PERS Executive Officer Dana Bilyeu told lawmakers that this year's investment losses are cause for concern, but the much larger threat to the system comes from retirees, who increasingly collect pension checks for more years than they actually worked. She said the average Nevada firefighter or police officer retires after 25 years of service at age 55, then cashes pension checks for between 25 or 30 years. Public employees outside public safety retire after 30 years at about age 60, then live into their 80s.

Lawmakers asked whether establishing a minimum retirement age of 65 would make the fund more viable. Then Ms. Bilyeu delivered a double-dose of bad news.

First, state and federal law prevent reductions in benefits to current retirees and workers, meaning taxpayers are on the hook for decades worth of benefits regardless of how the economy performs and whether governments have the revenues to cover them. Then Ms. Bilyeu mentioned that the pension contributions for current employees need to be increased. PERS currently receives an amount equal to 20.5 percent of normal worker salaries and 33.5 percent of public safety salaries each year, but those figures need to increase to 21.5 percent and 37 percent, respectively, to delay the plan's collapse.

With legislators trying to address a billion-dollar revenue shortfall, Ms. Bilyeu's news was not welcome. "We are going to have to revisit the way we contribute," said Senate Minority Leader Bill Raggio, R-Reno. "This cost is driving us crazy."

They might get some guidance from the Nevada Spending and Government Efficiency Commission, which intends to recommend that for future hires the state apply different rules, including a minimum age of 60 to collect retirement benefits; 35 years of service to collect maximum benefits; basing pension payments on an average of the worker's highest-paid five consecutive years instead of the current three-year average; and mandating that PERS be deemed fully funded before more benefit increases can be approved.

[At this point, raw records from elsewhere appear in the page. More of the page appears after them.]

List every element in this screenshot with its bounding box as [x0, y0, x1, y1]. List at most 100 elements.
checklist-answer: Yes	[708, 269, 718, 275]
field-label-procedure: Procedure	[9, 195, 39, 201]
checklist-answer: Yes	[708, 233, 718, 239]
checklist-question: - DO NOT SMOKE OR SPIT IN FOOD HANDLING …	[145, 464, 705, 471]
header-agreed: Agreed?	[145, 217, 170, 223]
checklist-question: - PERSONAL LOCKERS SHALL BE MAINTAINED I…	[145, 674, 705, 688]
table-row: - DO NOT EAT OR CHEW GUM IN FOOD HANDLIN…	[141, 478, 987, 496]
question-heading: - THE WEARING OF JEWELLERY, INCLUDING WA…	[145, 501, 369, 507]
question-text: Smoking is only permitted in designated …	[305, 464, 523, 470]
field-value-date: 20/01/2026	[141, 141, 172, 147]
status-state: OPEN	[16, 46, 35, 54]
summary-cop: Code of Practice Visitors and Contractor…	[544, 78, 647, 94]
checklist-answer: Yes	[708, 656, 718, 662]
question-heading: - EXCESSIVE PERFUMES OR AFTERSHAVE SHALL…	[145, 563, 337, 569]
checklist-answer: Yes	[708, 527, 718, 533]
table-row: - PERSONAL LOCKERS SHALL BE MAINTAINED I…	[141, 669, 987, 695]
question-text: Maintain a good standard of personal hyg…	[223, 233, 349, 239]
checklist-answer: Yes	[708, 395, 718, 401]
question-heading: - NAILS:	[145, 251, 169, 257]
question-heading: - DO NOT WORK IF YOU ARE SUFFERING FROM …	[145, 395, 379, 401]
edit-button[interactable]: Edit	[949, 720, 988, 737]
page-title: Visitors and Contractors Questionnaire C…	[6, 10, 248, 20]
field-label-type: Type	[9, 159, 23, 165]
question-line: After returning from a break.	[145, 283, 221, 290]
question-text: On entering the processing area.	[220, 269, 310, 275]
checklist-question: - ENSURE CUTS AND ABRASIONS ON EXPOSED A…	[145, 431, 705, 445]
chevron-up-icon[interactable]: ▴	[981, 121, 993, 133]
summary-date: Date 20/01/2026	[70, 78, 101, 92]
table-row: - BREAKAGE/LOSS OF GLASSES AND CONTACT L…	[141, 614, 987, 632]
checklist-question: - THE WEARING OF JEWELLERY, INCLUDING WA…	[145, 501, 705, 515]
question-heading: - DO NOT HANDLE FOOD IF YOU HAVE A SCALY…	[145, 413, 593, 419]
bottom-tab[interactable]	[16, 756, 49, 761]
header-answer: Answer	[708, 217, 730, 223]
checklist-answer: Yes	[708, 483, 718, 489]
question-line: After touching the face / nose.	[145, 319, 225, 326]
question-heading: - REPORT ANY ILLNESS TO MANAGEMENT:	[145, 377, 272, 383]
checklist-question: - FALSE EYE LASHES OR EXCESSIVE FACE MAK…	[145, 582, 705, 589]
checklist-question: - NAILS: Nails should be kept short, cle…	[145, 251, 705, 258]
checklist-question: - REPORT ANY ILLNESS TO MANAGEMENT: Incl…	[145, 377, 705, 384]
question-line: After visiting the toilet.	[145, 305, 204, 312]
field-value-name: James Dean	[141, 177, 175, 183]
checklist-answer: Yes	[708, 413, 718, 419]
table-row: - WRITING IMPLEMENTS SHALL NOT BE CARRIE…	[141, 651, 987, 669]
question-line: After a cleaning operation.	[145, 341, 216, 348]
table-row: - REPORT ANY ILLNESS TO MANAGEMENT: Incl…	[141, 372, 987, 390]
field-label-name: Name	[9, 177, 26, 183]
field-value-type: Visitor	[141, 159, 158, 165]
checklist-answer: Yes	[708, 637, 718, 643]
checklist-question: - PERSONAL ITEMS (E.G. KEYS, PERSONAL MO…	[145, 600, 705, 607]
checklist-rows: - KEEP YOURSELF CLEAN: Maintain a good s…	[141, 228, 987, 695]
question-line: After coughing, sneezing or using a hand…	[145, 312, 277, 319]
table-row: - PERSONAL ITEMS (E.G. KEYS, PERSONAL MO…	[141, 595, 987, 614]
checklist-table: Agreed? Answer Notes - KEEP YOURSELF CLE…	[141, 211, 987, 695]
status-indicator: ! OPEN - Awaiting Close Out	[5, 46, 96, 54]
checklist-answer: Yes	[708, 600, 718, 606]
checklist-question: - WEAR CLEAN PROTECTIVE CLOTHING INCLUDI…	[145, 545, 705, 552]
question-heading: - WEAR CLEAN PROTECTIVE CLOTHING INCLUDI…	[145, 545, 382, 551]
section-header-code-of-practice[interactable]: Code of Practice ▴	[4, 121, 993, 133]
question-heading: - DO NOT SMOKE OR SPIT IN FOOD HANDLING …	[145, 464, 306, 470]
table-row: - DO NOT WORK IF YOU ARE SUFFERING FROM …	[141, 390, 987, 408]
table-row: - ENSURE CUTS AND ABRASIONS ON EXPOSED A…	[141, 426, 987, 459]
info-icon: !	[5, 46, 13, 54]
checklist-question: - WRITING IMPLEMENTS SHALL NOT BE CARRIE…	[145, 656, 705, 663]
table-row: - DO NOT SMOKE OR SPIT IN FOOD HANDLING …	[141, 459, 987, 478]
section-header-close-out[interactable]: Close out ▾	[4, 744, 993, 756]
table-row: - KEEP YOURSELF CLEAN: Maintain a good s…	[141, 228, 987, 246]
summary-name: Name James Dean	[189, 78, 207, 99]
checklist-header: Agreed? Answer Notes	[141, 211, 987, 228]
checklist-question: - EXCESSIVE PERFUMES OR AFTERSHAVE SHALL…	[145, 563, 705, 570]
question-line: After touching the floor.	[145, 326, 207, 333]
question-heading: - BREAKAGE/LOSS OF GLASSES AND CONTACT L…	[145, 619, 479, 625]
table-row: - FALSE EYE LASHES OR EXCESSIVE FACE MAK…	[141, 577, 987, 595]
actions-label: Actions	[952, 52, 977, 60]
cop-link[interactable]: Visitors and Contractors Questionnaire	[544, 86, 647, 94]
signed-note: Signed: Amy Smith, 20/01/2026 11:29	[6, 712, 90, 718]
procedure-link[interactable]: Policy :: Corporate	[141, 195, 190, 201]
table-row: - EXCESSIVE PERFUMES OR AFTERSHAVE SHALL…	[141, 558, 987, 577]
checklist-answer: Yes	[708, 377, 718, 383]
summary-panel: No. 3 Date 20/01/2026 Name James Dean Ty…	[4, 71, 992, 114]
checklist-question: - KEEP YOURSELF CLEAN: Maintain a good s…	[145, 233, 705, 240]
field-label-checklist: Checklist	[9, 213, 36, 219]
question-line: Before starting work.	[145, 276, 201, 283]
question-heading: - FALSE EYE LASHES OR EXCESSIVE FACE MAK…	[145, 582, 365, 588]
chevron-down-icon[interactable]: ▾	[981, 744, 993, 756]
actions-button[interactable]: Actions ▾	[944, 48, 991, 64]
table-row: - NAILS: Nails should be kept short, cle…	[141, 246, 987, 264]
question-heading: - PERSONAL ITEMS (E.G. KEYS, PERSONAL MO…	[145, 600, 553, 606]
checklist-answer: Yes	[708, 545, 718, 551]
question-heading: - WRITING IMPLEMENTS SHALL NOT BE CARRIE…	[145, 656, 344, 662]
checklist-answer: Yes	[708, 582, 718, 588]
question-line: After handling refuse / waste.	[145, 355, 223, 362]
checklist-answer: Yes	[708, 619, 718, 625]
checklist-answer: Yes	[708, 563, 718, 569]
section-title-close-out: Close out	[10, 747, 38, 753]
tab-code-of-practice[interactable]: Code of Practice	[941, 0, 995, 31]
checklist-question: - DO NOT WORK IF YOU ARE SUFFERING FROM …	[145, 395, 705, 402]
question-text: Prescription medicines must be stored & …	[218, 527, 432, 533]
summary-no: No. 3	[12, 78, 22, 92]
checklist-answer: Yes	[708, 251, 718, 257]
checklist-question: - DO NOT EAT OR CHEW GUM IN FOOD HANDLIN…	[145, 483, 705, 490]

These measures would do little more than buy more time for this fatally ill patient. The state should move all future hires into a defined-contribution, 401(k) style retirement plan that frees taxpayers from the burden of providing lavish government retirements while scrimping to save for their own.

But these recommendations would at least represent some progress in reforming Carson City's biggest sacred cow. Every year lawmakers put off needed changes, the final bill for taxpayers gets bigger.